I am well aware that there is much danger of abuse in the application of this principle, and that without great circumspection it will be made a cover for evading the Act, but of its correctness there can be no question ; and abuses may be guarded against by requiring clear and unequivocal evidence of the fairness and reasonableness of the transaction. Of this, the present case may serve as an example; for it is apparent that the defendants' testator was a mere drone in the hive, and that the land conveyed to the defendants is a very inadequate compensation for the long and faithful services of the defendants, out of the proceeds of which it was paid for.
The case of Hesketh v. Growing, 5 Esp. N. P. Rep. 131, has been referred to, for the position that the putative father is liable for necessaries provided for a bastard child whom he had adopted as his own: and hence it is concluded that out of this relation all the obligations of parent and child arise.
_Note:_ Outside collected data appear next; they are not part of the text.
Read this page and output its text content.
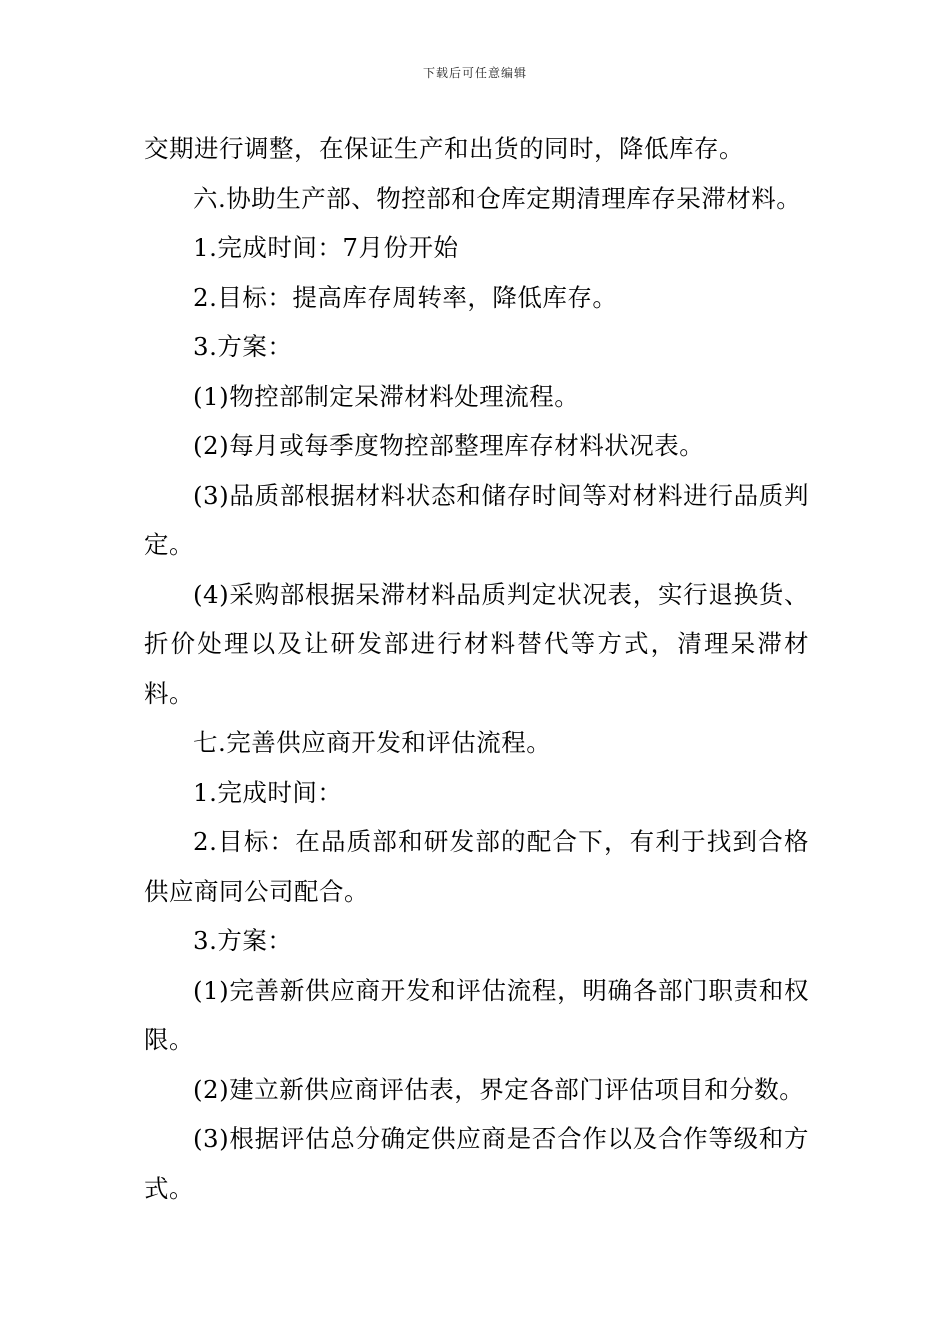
下载后可任意编辑

交期进行调整，在保证生产和出货的同时，降低库存。

六.协助生产部、物控部和仓库定期清理库存呆滞材料。

1.完成时间：7月份开始

2.目标：提高库存周转率，降低库存。

3.方案：

(1)物控部制定呆滞材料处理流程。

(2)每月或每季度物控部整理库存材料状况表。

(3)品质部根据材料状态和储存时间等对材料进行品质判定。

(4)采购部根据呆滞材料品质判定状况表，实行退换货、折价处理以及让研发部进行材料替代等方式，清理呆滞材料。

七.完善供应商开发和评估流程。

1.完成时间：

2.目标：在品质部和研发部的配合下，有利于找到合格供应商同公司配合。

3.方案：

(1)完善新供应商开发和评估流程，明确各部门职责和权限。

(2)建立新供应商评估表，界定各部门评估项目和分数。

(3)根据评估总分确定供应商是否合作以及合作等级和方式。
And this is put expressly on the ground of an implied contract, arising out of the defendant holding himself out to the world as *6991 being- bound to provide *for the child, and not on the footing- of -I parent and child; and the same rule would obtain in the case of a foundling or other stranger.
There are doubtless many cases in which a quasi consanguinity between the putative father and his bastard child, would be recognized; as in Haines v. Jeffel, 1 Lord Ray. 68, in which it is said that the father and illegitimate daughter are within the degrees of consanguinity in which marriages are .prohibited. So in Rex v. Cornforth, 2 Str. 1162, where it is held that an information would lie for the abduction of a bastard infant daughter being under the care of her putative father. But these are exceptions to the general rule, arising from moral and necessary causes, and by no means impugn the rule itself.
It is therefore ordered and decreed that the appeal be dismissed, and that the decree of the Circuit be, and the same is, hereby affirmed.
Chancellors De Sausstjre, Harper and Johnston, concurred.